L’enfant et moi, nous nous sourions, contents.

Il attend.

Je me tais.

           

- Et puis ? demande-t-il, étonné soudain par mon silence.

- C’est fini, répondrai-je.

- Fini ! Je ne te crois pas !

- Mais si, je t’assure. Il faut maintenant penser à la morale...

- La morale ! Mais non, je ne te crois pas ! Il n’y a même pas eu d’histoire, et tu veux une morale ? Ça n’a pas de sens !

- Enfant de mon coeur et de mon imagination, les choses bien souvent n’ont aucun sens.

Dans ma mémoire passent des bousculades brutales où des hommes projetés s’hébètent sans rien comprendre. Et des poings levés et des bras qui essaient de se protéger et des détresses galopantes propagées dans les regards de visage en visage.
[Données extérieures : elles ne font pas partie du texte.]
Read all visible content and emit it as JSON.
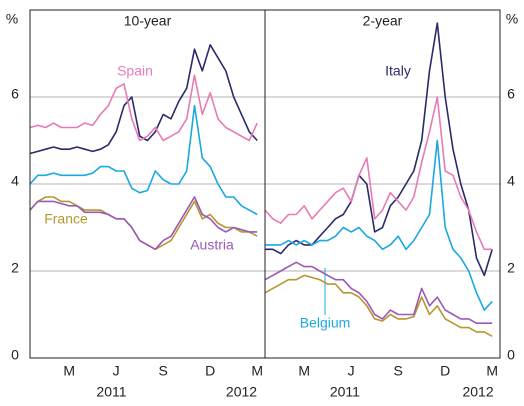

Dehors le vent se lève, il hérisse méchamment la crête des vagues.

- Je l’entends, déclare l’enfant qui ne me quitte pas des yeux. Et si je ne l’entendais pas, je le reconnaîtrai dans tes yeux. Il va se calmer et les vagues aussi, et je me demande souvent pourquoi ce noir tourment. Mais quand même, nous n’en sommes pas à la morale. Ta fable n’est pas finie.

Alors, alors, écoutant le vent, écoutant le temps, je cèderai à sa colère belle.
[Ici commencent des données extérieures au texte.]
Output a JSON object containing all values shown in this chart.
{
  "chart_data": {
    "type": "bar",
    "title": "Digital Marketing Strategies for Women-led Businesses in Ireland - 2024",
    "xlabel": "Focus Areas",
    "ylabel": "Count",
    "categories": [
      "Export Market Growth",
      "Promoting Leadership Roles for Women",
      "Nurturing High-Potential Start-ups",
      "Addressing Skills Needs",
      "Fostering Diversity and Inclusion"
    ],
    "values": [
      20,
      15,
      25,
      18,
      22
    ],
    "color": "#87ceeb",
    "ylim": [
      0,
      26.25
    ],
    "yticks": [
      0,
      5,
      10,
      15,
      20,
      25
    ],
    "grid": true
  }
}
- Tu veux que je fasse réagir la mère ?

- Par exemple, dit l’enfant, royal, en se réasseyant dans ma bergère.

           

La mère écrevisse pinça aigrement sa fille, qui comme de juste bondit de travers.

- Ce n’est pas une raison ! s’exlama-t-elle avec aigreur. D’ailleurs, nous ne sommes pas les seuls à ne pas marcher droit ! Ça ne peut pas durer !
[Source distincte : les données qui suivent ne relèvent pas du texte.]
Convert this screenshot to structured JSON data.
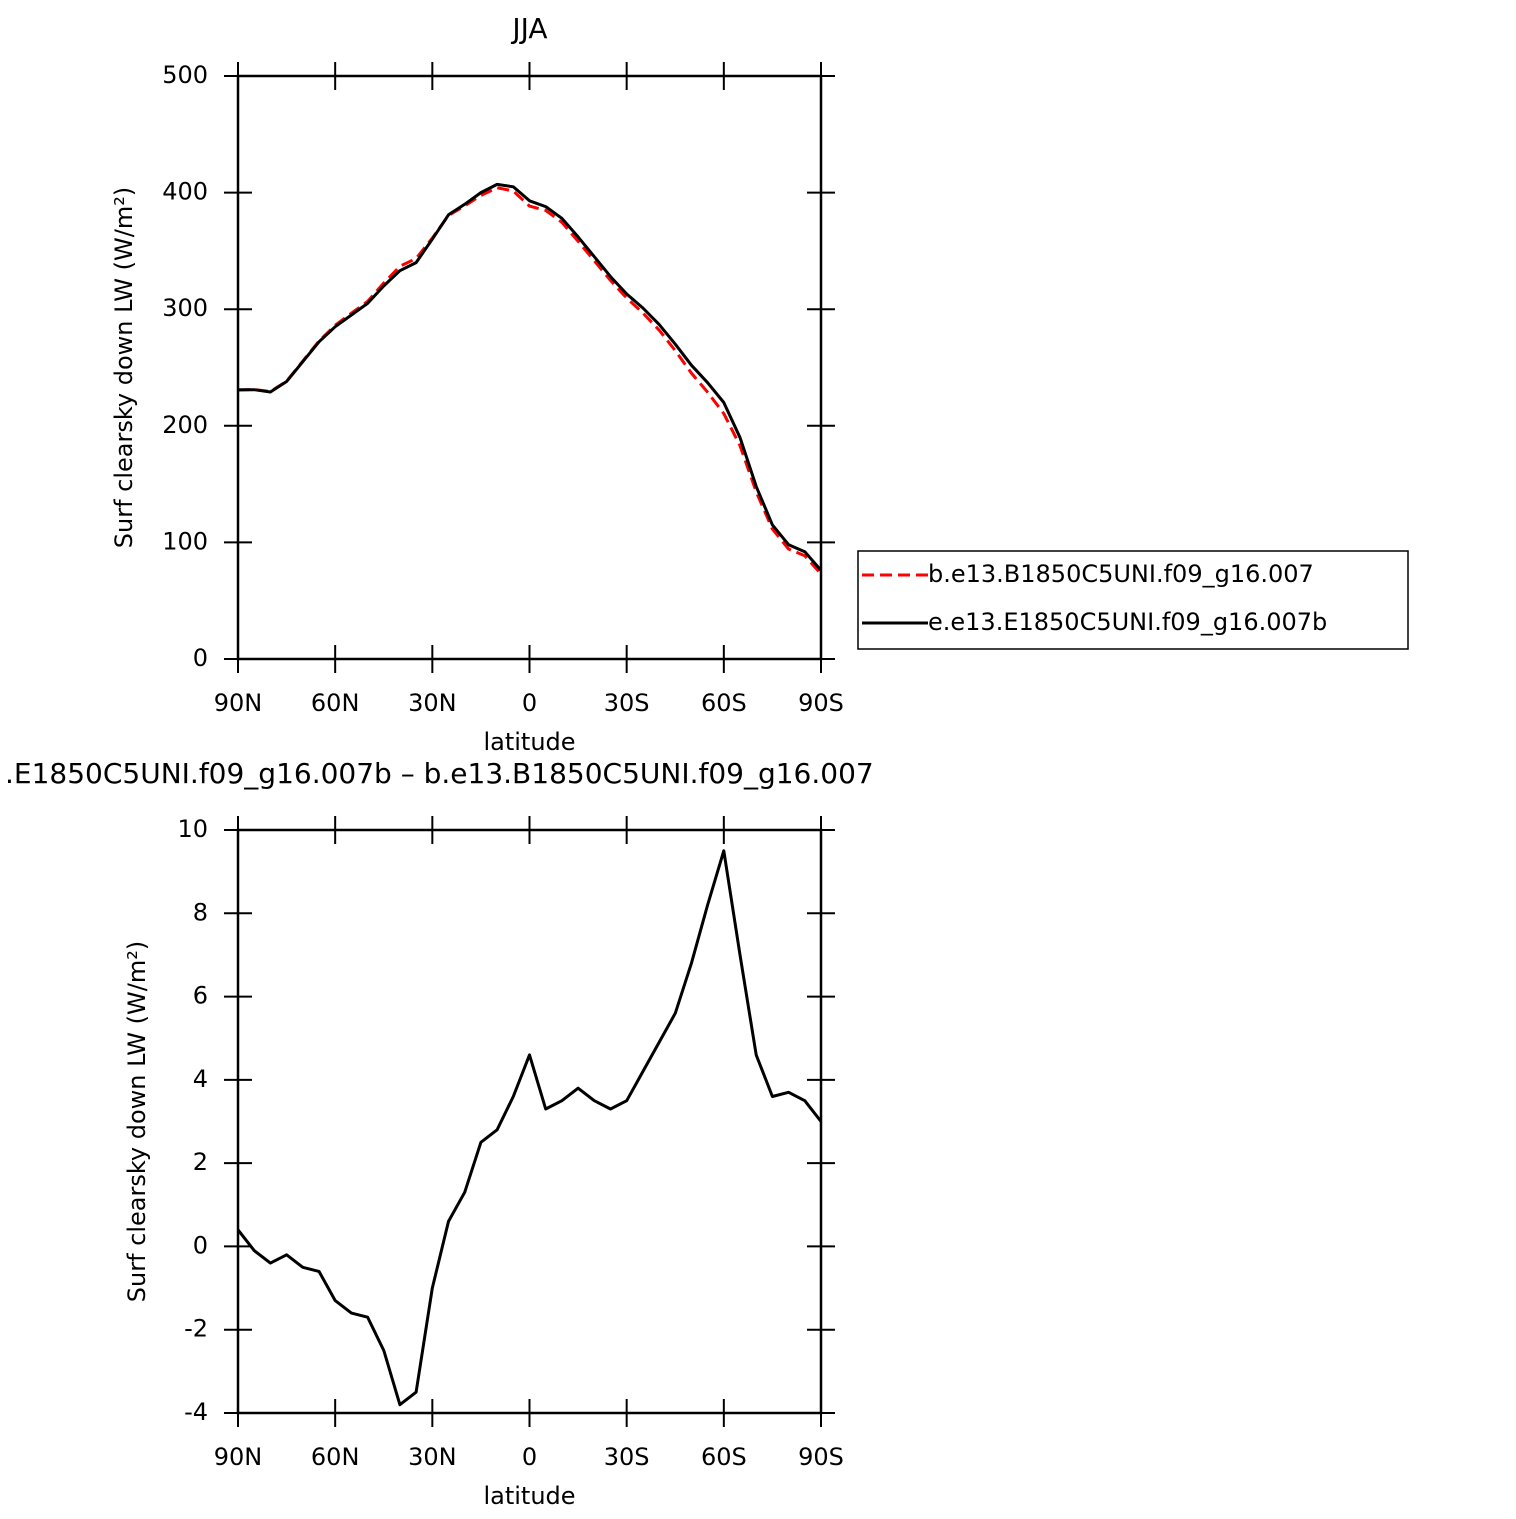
{
  "chart_data": [
    {
      "type": "line",
      "title": "JJA",
      "xlabel": "latitude",
      "ylabel": "Surf clearsky down LW (W/m²)",
      "x": [
        90,
        85,
        80,
        75,
        70,
        65,
        60,
        55,
        50,
        45,
        40,
        35,
        30,
        25,
        20,
        15,
        10,
        5,
        0,
        -5,
        -10,
        -15,
        -20,
        -25,
        -30,
        -35,
        -40,
        -45,
        -50,
        -55,
        -60,
        -65,
        -70,
        -75,
        -80,
        -85,
        -90
      ],
      "xlim": [
        90,
        -90
      ],
      "xticks": [
        {
          "value": 90,
          "label": "90N"
        },
        {
          "value": 60,
          "label": "60N"
        },
        {
          "value": 30,
          "label": "30N"
        },
        0,
        {
          "value": -30,
          "label": "30S"
        },
        {
          "value": -60,
          "label": "60S"
        },
        {
          "value": -90,
          "label": "90S"
        }
      ],
      "ylim": [
        0,
        500
      ],
      "yticks": [
        0,
        100,
        200,
        300,
        400,
        500
      ],
      "legend": "right",
      "series": [
        {
          "name": "b.e13.B1850C5UNI.f09_g16.007",
          "color": "#ff0000",
          "dashed": true,
          "values": [
            230.6,
            231.1,
            229.4,
            238.2,
            255.5,
            272.6,
            286.3,
            296.6,
            306.7,
            322.5,
            336.8,
            343.5,
            361,
            380.4,
            388.7,
            397.5,
            404.2,
            401.4,
            388.4,
            384.7,
            374.5,
            358.2,
            341.5,
            324.7,
            309.5,
            296.8,
            282.1,
            264.4,
            245.2,
            228.8,
            210.5,
            183,
            143.4,
            111.4,
            94.3,
            88.5,
            73
          ]
        },
        {
          "name": "e.e13.E1850C5UNI.f09_g16.007b",
          "color": "#000000",
          "dashed": false,
          "values": [
            231,
            231,
            229,
            238,
            255,
            272,
            285,
            295,
            305,
            320,
            333,
            340,
            360,
            381,
            390,
            400,
            407,
            405,
            393,
            388,
            378,
            362,
            345,
            328,
            313,
            301,
            287,
            270,
            252,
            237,
            220,
            190,
            148,
            115,
            98,
            92,
            76
          ]
        }
      ]
    },
    {
      "type": "line",
      "title": ".E1850C5UNI.f09_g16.007b – b.e13.B1850C5UNI.f09_g16.007",
      "xlabel": "latitude",
      "ylabel": "Surf clearsky down LW (W/m²)",
      "x": [
        90,
        85,
        80,
        75,
        70,
        65,
        60,
        55,
        50,
        45,
        40,
        35,
        30,
        25,
        20,
        15,
        10,
        5,
        0,
        -5,
        -10,
        -15,
        -20,
        -25,
        -30,
        -35,
        -40,
        -45,
        -50,
        -55,
        -60,
        -65,
        -70,
        -75,
        -80,
        -85,
        -90
      ],
      "xlim": [
        90,
        -90
      ],
      "xticks": [
        {
          "value": 90,
          "label": "90N"
        },
        {
          "value": 60,
          "label": "60N"
        },
        {
          "value": 30,
          "label": "30N"
        },
        0,
        {
          "value": -30,
          "label": "30S"
        },
        {
          "value": -60,
          "label": "60S"
        },
        {
          "value": -90,
          "label": "90S"
        }
      ],
      "ylim": [
        -4,
        10
      ],
      "yticks": [
        -4,
        -2,
        0,
        2,
        4,
        6,
        8,
        10
      ],
      "series": [
        {
          "color": "#000000",
          "dashed": false,
          "values": [
            0.4,
            -0.1,
            -0.4,
            -0.2,
            -0.5,
            -0.6,
            -1.3,
            -1.6,
            -1.7,
            -2.5,
            -3.8,
            -3.5,
            -1.0,
            0.6,
            1.3,
            2.5,
            2.8,
            3.6,
            4.6,
            3.3,
            3.5,
            3.8,
            3.5,
            3.3,
            3.5,
            4.2,
            4.9,
            5.6,
            6.8,
            8.2,
            9.5,
            7.0,
            4.6,
            3.6,
            3.7,
            3.5,
            3.0
          ]
        }
      ]
    }
  ]
}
Un crabe qui passait par là les entendit et s’arrêta.

- Pour fuir, dit-il, filer de travers, c’est pourtant très commode !

Une huître qui passait par là les entendit et s’arrêta.

- Mais refermer sa coquille avec un bruit sec, c’est tellement plus certain !

Une crevette qui passait par là les entendit et s’arrêta.

- Je nage et je creuse, dit-elle en frétillant. Je nage, je creuse, et la vague passe...

La jeune écrevisse écouta fébrilement la crevette, l’huître, le crabe, et regarda fébrilement leurs démonstrations. Cela faisait un ballet sur la plage. Elle se dressa sur sa nageoire et se mit à tourbillonner sur elle-même. En quelques minutes, il y eut une foule tourbillonnante autour d’eux. On eût dit que rien ne pouvait plus les arrêter.

- Cela ne va pas plus droit pour ça ! vociféra la mère, rouge de fureur.

           

L’enfant battit des mains.

Il met son visage sur ses deux poings et jette des éclairs de lumière dans ses yeux.

- Je ne vois toujours pas la morale, dira-t-il, lentement, en me défiant de sa gravité belle. Mais cela n’a pas d’importance. En fait, dans les bras de la vague, il n’y avait que la fille. Elle n’allait ni droit, ni de travers. Elle flottait et se laissait étreindre...

- Et la mère, où était-elle ?

- La fable ne le dit pas, dira-t-il sans cesser de faire briller ses yeux doux.